Fully kitted, the cabin makes a powerful impression: Swathed in yards and yards of pinked and perforated hide, it’s like sitting in a big Ghillie Brogue. The DB11’s infotainment package is an eon beyond that of its predecessor, thanks to a technology transfusion from Mercedes-Benz (whose parent, Daimler, owns 5% of Aston Martin). The DB9’s Emotion Control Unit, or ECU — a hefty glass “key” that plugged into a slot on the centre console — has been consigned to history, replaced by a somewhat less fanciful start/stop button. My heart goes out to Aston dealers, whose profitability likely hinged on selling replacements for lost ECUs at £900 apiece.
The DB11 leads Aston’s “Second Century” plan, which, says Palmer, calls for the introduction of seven new models over seven years, including a replacement for the Vantage sports car and a proper supercar successor to the Vanquish. There will be a production version of the DBX electric off-roader concept from 2015, as well, though it will have a more traditional SUV profile and a more traditional powerplant. And, of course, there will be the mad AM-RB 001 hypercar, a labour of love for Reichman and the Red Bull Racing F1 team’s chief technical officer, Adrian Newey.
These are heady times for a company that in the early 1980s was struggling to sell three cars per week.

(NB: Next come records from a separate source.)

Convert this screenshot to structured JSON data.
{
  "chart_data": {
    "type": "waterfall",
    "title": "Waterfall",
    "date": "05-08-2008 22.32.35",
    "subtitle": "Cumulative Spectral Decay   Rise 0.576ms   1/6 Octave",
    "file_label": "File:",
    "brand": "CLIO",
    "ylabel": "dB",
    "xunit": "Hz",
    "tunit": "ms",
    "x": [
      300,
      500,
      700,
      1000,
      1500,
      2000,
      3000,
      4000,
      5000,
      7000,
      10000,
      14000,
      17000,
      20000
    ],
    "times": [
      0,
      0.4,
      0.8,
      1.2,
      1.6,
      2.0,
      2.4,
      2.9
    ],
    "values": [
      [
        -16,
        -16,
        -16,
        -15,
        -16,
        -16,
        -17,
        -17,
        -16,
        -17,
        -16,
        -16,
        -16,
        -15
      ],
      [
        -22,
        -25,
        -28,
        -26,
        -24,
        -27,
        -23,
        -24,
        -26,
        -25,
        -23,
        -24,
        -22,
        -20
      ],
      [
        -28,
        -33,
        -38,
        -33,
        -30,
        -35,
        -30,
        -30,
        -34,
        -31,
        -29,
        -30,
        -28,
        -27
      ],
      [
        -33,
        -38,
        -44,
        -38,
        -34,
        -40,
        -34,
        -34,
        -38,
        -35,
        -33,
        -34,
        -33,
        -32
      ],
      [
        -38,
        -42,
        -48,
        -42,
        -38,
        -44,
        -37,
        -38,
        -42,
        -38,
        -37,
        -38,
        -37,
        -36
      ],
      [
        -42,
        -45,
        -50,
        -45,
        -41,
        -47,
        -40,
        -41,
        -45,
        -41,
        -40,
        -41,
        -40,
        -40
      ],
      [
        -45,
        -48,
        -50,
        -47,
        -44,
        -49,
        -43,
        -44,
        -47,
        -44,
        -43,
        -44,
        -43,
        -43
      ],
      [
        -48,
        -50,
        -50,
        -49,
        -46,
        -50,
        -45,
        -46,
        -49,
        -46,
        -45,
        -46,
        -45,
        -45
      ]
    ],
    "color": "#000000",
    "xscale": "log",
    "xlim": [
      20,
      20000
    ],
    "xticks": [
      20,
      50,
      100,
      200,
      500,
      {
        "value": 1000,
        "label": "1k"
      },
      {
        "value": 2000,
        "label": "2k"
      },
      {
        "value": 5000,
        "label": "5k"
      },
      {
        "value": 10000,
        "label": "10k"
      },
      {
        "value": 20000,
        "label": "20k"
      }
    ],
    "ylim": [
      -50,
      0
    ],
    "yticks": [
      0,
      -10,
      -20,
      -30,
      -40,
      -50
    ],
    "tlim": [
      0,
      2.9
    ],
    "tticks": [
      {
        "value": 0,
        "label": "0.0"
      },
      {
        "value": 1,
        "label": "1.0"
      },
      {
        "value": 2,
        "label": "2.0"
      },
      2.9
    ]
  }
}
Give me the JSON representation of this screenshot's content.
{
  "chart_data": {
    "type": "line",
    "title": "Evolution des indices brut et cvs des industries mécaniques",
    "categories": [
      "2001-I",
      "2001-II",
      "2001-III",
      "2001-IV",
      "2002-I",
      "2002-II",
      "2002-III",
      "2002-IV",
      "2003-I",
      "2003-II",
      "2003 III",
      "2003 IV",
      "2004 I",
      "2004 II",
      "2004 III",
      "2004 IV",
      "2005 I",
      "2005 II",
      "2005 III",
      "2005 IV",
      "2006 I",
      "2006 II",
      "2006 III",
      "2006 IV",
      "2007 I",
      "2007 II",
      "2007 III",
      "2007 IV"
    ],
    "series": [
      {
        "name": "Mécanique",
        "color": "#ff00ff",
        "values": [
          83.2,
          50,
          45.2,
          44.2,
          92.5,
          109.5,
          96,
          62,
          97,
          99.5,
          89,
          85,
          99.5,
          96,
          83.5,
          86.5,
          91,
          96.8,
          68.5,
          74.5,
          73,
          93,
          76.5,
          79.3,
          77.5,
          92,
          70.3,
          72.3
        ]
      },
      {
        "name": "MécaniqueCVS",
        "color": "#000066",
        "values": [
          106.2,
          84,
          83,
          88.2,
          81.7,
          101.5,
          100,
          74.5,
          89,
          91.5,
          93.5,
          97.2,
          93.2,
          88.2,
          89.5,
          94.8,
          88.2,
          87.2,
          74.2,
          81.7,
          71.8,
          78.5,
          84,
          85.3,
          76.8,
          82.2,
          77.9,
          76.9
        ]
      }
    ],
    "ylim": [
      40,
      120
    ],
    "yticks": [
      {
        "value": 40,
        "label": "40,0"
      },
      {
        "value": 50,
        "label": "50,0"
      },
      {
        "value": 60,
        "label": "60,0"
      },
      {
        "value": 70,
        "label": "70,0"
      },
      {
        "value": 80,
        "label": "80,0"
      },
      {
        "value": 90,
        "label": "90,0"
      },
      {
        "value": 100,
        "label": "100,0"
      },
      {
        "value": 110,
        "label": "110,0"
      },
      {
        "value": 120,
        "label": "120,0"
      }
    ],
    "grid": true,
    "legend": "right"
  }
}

And yet, Aston Martin is hardly a cash cow: In June, the 103-year-old company reported a 2015 loss of close to £128m, its fifth straight year of unprofitability. But the DB11 manages to belie its maker’s tough times. The deftness of its design and the soundness of its execution makes Andy Palmer’s big plans for the future seem much easier to believe. If the former Coolest Brand in Britain can the maintain the momentum — across seven cars in seven years — we foresee happy days ahead in Gaydon.